Studentarbete
Evenemanget har passerat

Examenspresentation av Hedvig Sundelin

Titel: Machine Learning for Genetic Studies

Undertitel: Exploring the Potential of Machine Learning Models for Predicting Preterm Delivery using Genetic Markers

Översikt

Evenemanget har passerat

Examinator: Andreas Fhager

Handledare: Julius Joudakis

Opponent: Shabir Afshar

Abstract:
Preterm delivery (PTD) is a significant contributor to infant mortality and morbidity worldwide, influenced by environmental and genetic factors. Although previous studies have identified genetic variants associated with PTD and gestational duration, their effect sizes remain relatively small, leaving a substantial portion of the hereditary variation unexplained.
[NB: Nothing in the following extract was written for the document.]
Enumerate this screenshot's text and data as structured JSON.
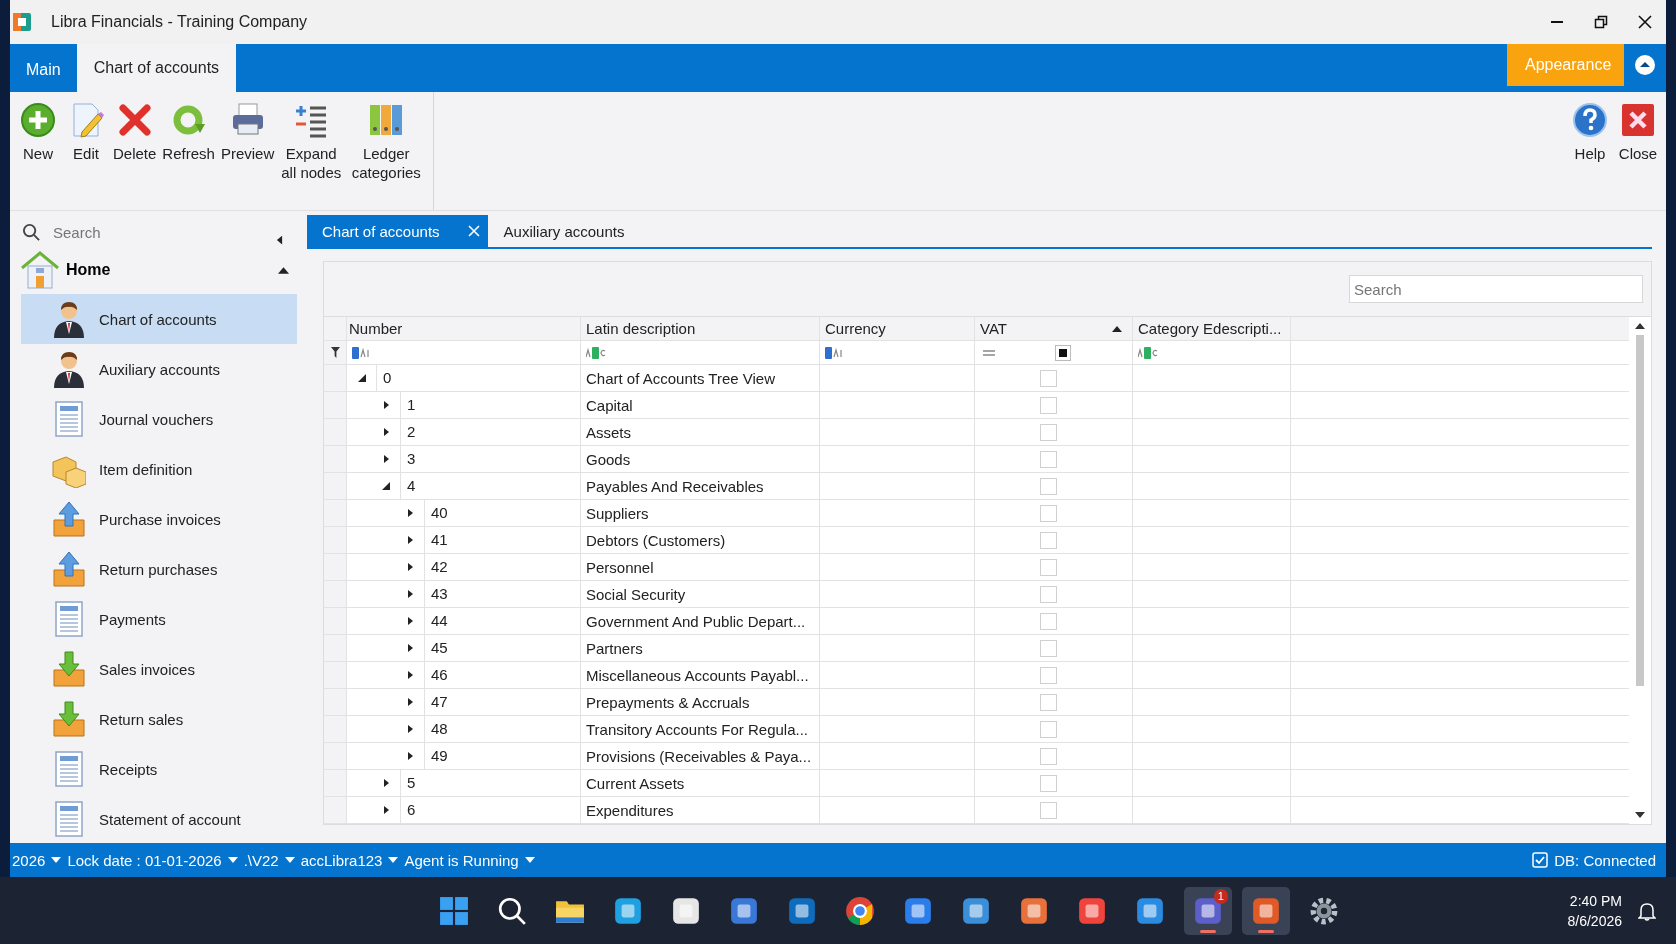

This thesis explores the potential of machine learning (ML) techniques to uncover additional insights into PTD and gestational duration using genetic data.

The background section underscores the global impact of preterm birth on child mortality and long-term health outcomes, emphasising the role of genetics with an estimated heritability of around 30\%. This project aims to apply ML techniques to improve the prediction of gestational duration and PTD based on genetic data. Research questions address ML model selection, the impact of variables on prediction performance, and a comparison to previous studies. The study is based on the Norwegian Mother, Father and Child Cohort Study (MoBa) and uses data from the Medical Birth Registry of Norway (MBRN). The scope includes the use of genetic data and a focus on the 23 loci previously identified in a related study.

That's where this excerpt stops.